Auch Viscofan bleibt für Anleger interessant. Das Unternehmen ist der weltweit größte Hersteller von Kunstdärmen. Die Hüllen für Lebensmittelprodukte werden in 13 Ländern produziert und in mehr als 100 Ländern weltweit vertrieben. Die Viscofan-Gruppe beschäftigt gut 4600 Mitarbeiter. Aktuell baut man die Produktpalette aus, um noch stärker auch den Vegetarier- und Veganer-Bereich mit Produkten bedienen zu können.
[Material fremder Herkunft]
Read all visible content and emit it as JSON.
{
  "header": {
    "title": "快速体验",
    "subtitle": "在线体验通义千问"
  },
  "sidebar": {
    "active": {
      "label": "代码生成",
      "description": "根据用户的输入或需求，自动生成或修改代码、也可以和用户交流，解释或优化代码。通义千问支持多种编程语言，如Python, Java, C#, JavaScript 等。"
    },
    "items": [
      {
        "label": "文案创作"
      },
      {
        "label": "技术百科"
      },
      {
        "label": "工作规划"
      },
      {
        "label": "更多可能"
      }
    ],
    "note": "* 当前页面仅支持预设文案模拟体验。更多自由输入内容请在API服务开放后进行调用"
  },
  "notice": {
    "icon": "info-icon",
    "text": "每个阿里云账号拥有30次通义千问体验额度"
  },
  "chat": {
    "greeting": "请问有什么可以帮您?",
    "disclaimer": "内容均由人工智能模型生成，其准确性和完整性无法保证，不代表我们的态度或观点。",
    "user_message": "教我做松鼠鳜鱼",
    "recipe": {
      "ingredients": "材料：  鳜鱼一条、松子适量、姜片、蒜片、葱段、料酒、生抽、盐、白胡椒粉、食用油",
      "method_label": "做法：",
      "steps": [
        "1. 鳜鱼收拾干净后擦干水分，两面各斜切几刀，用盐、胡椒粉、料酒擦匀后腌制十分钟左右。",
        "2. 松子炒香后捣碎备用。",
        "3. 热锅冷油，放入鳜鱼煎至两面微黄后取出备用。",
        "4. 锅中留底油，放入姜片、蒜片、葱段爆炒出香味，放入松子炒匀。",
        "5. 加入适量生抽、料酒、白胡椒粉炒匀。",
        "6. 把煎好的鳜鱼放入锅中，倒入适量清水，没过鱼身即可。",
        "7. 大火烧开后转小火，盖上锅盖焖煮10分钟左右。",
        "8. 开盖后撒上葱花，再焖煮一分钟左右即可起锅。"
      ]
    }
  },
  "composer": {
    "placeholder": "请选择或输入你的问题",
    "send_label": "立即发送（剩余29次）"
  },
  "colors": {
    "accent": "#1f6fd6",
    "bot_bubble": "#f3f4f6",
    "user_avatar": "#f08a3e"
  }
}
Zudem wird Viscofan umweltbewusster: Zusammen mit anderen Herstellern hat man eine Mehrschicht-Folie für Fleischprodukte entwickelt, die mit recycelten Kunststoffen gefertigt wird.

Das Unternehmen bleibt deutlich auf Wachstumskurs. So wurde gerade bekannt, dass man vom japanischen Konzern Nitta Gelatin den ganzen Bereich "Kollagen-Hüllen" übernimmt. Kollagenprodukte werden vor allem in der Pharma-, Lebensmittel- und Industriebranche verwendet.